Le grand bond en arrière

Publié le 27 juin 2025 à 14h53

Jean-Christophe Caffet    Temps de lecture 4 minutes

Les craintes que l’on pouvait nourrir en début d’année n’étaient donc pas infondées. A posteriori, elles s’avèrent même nettement sous-estimées, bien en deçà de la réalité des faits d’ores et déjà observés. Car ce n’est pas uniquement dans une guerre commerciale tous azimuts que la nouvelle administration américaine s’est lancée, mais bien dans une véritable entreprise de démolition de l’« exceptionnalisme américain ».

Une authentique croisade contre tout ce qui a, jusqu’ici, fait la « grandeur » du pays et a sous-tendu l’universalisme (proclamé) de ses valeurs. Au-delà du volet strictement commercial, qui menace directement et à (très) brève échéance l’économie américaine – en bouleversant les chaînes de valeur mondiales sur lesquelles les Etats-Unis assoient pourtant leur domination – ce sont toutes les institutions et tous les piliers de la démocratie américaine qui sont désormais visés par la politique menée à Washington. Avec, en première ligne, la justice et la presse, donc l’Etat de droit, mais aussi l’éducation, la recherche scientifique, la santé publique…
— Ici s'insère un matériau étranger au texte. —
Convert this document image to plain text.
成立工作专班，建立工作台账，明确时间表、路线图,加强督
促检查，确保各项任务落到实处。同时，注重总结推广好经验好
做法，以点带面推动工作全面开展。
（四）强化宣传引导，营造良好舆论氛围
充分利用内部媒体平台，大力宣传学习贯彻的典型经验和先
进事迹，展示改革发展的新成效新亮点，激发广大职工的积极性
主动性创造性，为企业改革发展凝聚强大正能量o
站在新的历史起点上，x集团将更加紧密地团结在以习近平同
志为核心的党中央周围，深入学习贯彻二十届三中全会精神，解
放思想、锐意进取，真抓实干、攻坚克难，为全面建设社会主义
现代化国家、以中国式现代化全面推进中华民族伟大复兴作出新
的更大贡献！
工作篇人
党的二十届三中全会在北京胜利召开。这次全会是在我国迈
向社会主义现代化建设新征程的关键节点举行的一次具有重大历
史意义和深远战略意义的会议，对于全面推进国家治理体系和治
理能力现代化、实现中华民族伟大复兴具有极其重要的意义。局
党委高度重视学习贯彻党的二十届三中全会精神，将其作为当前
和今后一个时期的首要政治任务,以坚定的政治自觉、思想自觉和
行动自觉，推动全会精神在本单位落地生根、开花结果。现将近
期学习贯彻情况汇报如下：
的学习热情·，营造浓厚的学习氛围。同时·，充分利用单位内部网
«Désormais, ce sont les seuls rapports de force qui dictent la marche du monde, régissent l’ordre l’international, et les entreprises, en première ligne, doivent composer avec une géopolitique redevenue centrale.»

Pour s’en tenir à la politique économique, l’agenda suivi par Donald Trump a surpris l’ensemble des observateurs, même si les décisions ne sont en elles-mêmes pas surprenantes au regard du programme MAGA. Alors que l’on s’attendait, dans un premier temps, à la promulgation de lois et de décrets favorables à l’activité (dérégulation, baisses d’impôts…), force est de constater que l’idéologie a prévalu avec la priorité quasi absolue accordée à la lutte contre l’immigration et à la résorption d’un déficit commercial certes très élevé – signe du dynamisme de l’économie américaine – mais parfaitement (sur)financé – signe de son attractivité. Les moyens déployés pour ce faire laissent pour le moins songeur, avec, pour la politique commerciale, l’érection de tarifs douaniers dont l’histoire a démontré l’inutilité, sinon la nocivité, dans une succession de volte-faces burlesques inaugurée lors de « Liberation Day ». Ce n’est évidemment pas de la sorte que les Etats-Unis parviendront à se « réindustrialiser » – objectif souvent invoqué mais qu’il conviendrait peut-être de clarifier (quelle métrique ?) et, bien sûr, de préciser (quels secteurs ?). En termes de politique économique, un constat et un objectif – aussi lucides et légitimes soient-ils – ne font pas une stratégie. Et celle mise en œuvre par l’administration Trump, si elle existe, pose pour le moins question.

S’il est naturellement trop tôt pour tirer des conclusions définitives de ce deuxième (et dernier ?) mandat de Donald Trump, dont la versatilité le dispute désormais à la radicalité dans le discours et dans les faits, le bilan des cinq premiers mois est accablant : celui-ci aura surtout réussi, en moins d’un semestre, à fragiliser les alliances du pays et à miner la confiance dans ses institutions et dans sa monnaie – qui, pour l’instant, résistent encore, il faut le souligner. Compte tenu de la centralité des Etats-Unis, les répercussions sur l’économie mondiale et les chaînes de valeur seront évidemment majeures. Ce n’est pas seulement un jeu à somme négative qui est en train de se jouer, mais bel et bien un grand bond en arrière qui se profile et qui sera, malheureusement, bien difficile à inverser.

Au-delà des chiffres, c’est en effet une certaine idée de la mondialisation qui vacille – le multilatéralisme étant pour sa part déjà mort et enterré. Une mondialisation certes imparfaite, mais qui avait fini par dessiner les contours d’un ordre économique relativement prévisible, à défaut d’être stable, où les règles – même contestées – avaient le mérite d’exister. Désormais, ce sont les seuls rapports de force qui dictent la marche du monde, régissent l’ordre l’international, et les entreprises, en première ligne, doivent composer avec une géopolitique redevenue centrale. Les secteurs les plus exposés – métaux, automobile, technologie – sont les premiers à encaisser les chocs, mais nul n’est à l’abri dans un univers où les décisions politiques l’emportent dorénavant sur les logiques économiques.